The ECHR found that the applicant's relationship with T amounted to private and family life within the meaning of Article 8 of the Convention; 'family life' was "not confined to marriage-based relationships and may encompass other de facto 'family' ties." Even though the case was somewhat complex, that was not sufficient to explain the total length of the proceedings – beginning on 7 May 2013 and ending on 25 October 2018. It further found that, despite the applicant's request to accelerate the proceedings, the case "progressed particularly slowly" with phases of inactivity, for which no satisfactory explanation was given by the Austrian Government. The ECHR also found that "the passing of time must have had a direct and adverse impact on…[the applicant's]…relationships with L and T" and this could "inevitably lead to estrangement".

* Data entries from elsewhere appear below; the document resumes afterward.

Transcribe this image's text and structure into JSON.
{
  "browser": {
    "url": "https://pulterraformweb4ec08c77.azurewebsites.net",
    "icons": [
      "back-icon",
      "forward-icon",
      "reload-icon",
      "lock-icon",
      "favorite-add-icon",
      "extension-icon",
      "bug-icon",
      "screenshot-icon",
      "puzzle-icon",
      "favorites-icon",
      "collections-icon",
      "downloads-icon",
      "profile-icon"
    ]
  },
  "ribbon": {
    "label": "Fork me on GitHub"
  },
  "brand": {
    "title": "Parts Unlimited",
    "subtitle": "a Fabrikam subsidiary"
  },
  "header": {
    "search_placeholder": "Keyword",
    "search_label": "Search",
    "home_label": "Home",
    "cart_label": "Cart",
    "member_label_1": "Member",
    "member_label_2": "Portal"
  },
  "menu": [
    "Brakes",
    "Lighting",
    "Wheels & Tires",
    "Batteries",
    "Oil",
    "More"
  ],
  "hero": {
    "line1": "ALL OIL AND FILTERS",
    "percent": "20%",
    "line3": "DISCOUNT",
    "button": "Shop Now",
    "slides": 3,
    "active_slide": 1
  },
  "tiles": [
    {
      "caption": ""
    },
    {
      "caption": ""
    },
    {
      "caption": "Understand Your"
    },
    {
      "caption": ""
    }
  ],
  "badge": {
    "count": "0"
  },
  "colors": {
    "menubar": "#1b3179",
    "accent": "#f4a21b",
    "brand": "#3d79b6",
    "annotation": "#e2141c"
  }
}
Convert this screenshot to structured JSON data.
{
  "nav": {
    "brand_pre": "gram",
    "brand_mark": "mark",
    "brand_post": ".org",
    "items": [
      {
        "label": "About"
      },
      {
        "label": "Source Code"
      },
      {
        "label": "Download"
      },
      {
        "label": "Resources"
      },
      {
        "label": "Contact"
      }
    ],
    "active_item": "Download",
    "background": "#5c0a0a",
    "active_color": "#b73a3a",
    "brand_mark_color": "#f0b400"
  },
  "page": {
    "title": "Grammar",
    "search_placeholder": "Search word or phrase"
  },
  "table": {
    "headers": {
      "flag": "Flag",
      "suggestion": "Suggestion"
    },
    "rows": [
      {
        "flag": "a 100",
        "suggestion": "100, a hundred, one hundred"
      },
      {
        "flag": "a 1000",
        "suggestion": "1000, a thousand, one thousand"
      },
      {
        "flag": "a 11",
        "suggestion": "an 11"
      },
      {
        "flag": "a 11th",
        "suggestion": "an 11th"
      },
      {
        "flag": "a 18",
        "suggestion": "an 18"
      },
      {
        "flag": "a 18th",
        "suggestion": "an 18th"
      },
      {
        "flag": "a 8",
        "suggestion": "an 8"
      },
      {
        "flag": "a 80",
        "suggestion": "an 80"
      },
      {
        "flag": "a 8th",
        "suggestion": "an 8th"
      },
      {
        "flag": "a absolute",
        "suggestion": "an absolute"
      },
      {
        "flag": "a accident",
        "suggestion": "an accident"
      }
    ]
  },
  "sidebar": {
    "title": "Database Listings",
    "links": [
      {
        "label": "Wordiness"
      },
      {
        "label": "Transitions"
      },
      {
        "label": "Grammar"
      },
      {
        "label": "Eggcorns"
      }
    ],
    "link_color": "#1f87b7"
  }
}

Therefore, there had been a breach by the Austrian courts of Article 8 of the Convention due to the length of the proceedings.
The ECHR underlined the decisiveness of the duty to exercise exceptional diligence in cases concerning a person's relationship with his or her child – and found that that duty applied in this case, where one of the children was not the biological child. Domestic courts must be mindful, in cases of child arrangements, to not cause undue delays or risk sanctions.
Melissa Lesson says: The decision in Schrader v Austria (15437/19)  ECHR 808, highlights, quite rightly, an issue faced by many parents (and especially fathers) when faced with protracted contact proceedings, at a time when contact with their child(ren) is being denied or severely curtailed by the other parent; the very serious impact the length of the proceedings and any inherent delays in those proceedings, can and will have on their relationship with their child(ren). In the case of Schrader v Austria, the proceedings took 5 years, for reasons that the Austrian Court could not readily explain. In the lifetime of a young child (the children in this case were aged 6 and 4 at the outset of the proceedings), five years without a meaningful relationship with their father can cause irreparable damage, and a lifelong estrangement. Whilst I would hope that 5 years is exceptional for children proceedings to be resolved in this jurisdiction, there is no doubt that the effects of the pandemic continue to be felt throughout the Court system, and the backlog of cases and consequent delays are having a profound effect; such delays now, may in the light of this case, be considered a breach of article 8 of the Convention for the Protection of Human Rights and the right to family life.